Adjusting to new schools

adjusting to school article

Has your child just started at a new school? Or has he/she just moved to a new teacher within the school? How is he adjusting?

Change in a child’s life often brings about change in their behaviour as well. This is completely normal. If your child is normally a confident, happy easy going child and usually has no problems with change, but is suddenly wetting the bed at night or is having unexplainable meltdowns at home in the afternoons, this can all be related to the change.

Remember that even though your child may be at the same school, he/she has a new teacher/s and there will be some adjustments that take place.

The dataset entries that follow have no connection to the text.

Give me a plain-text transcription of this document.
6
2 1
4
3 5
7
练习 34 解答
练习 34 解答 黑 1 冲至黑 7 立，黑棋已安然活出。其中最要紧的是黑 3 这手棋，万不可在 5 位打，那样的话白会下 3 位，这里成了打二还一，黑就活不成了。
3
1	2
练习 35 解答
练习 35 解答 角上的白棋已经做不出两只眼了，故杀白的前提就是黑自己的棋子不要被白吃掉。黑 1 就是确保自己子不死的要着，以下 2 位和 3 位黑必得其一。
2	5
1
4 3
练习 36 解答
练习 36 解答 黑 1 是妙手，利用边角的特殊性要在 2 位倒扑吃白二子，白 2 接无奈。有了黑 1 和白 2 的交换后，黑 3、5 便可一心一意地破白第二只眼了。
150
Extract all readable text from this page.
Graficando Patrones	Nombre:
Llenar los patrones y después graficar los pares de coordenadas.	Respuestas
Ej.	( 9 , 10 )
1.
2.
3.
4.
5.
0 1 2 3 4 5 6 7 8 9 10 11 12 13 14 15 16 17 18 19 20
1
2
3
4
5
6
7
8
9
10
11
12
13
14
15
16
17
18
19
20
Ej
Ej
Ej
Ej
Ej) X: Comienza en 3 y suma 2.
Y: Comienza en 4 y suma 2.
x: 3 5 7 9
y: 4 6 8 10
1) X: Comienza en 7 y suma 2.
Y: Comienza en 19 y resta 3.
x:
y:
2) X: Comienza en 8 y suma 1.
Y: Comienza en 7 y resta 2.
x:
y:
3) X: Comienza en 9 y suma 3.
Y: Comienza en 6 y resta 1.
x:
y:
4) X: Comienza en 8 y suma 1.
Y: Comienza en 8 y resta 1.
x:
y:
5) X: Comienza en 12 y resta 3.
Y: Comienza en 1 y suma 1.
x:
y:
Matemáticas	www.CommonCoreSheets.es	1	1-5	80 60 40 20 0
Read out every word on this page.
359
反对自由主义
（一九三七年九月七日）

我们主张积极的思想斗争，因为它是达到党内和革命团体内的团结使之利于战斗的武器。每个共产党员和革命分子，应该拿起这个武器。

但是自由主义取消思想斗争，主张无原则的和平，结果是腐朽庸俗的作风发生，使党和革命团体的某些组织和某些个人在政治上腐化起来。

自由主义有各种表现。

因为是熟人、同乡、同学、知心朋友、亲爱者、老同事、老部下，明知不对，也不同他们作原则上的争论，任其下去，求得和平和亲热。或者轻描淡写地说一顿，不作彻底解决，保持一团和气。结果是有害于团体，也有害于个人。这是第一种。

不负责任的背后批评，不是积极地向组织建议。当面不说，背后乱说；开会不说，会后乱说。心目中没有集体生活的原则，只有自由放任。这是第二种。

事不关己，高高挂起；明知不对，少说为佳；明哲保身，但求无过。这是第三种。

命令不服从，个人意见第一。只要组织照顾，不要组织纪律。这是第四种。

It is our jobs as parents, to be able to support them through these changes.

These are some of the things you may be experiencing at the beginning of the 2016 school year:

  • Your child was happy to go to school for the first few days of school and is now battling to separate with some tears in the morning.
  • Your child cried for the first few days but is now happy to leave you.
  • Your child is tired in the afternoons because of the change in routine and a busier day than what they are used to and this sometimes results in “meltdowns” or “bad behaviour”. Remember it is important to allow your child to express their feelings (even if it is a tantrum) because they feel safe at home and are most secure in this environment. How we deal with them is the key. Always encourage your child (once they have calmed down) to use their words and explain how else they could have reacted to a situation. This is often easier said than done- believe me I know- but children mimic our behaviour so if we scream and shout they will too.
  • Your child is tired when they wake up and can’t believe it’s not the weekend yet!

Remember that the teachers are there for your child, if you have a query or a concern speak to him/her and address the issue together. Working together with the teacher is very important. They have had many similar experiences and their knowledge and expertise is very valuable. They too have your child’s best interests at heart and so ultimately you are working as a team for your child to reach their full potential.

At the end of every day make time for your child to really hear about their day. After you have read them a story or they have read to you, give them the platform to discuss their feelings. In my experience with my children (aged 5 and 3) this always follows story time because of the important bonding and connecting that comes with story time. They feel safe!

All children are different and we cannot put them all in the same box, so the adjustment period for each child will vary. So for now, hang in there, allow your child to express their feelings and know that you are not alone.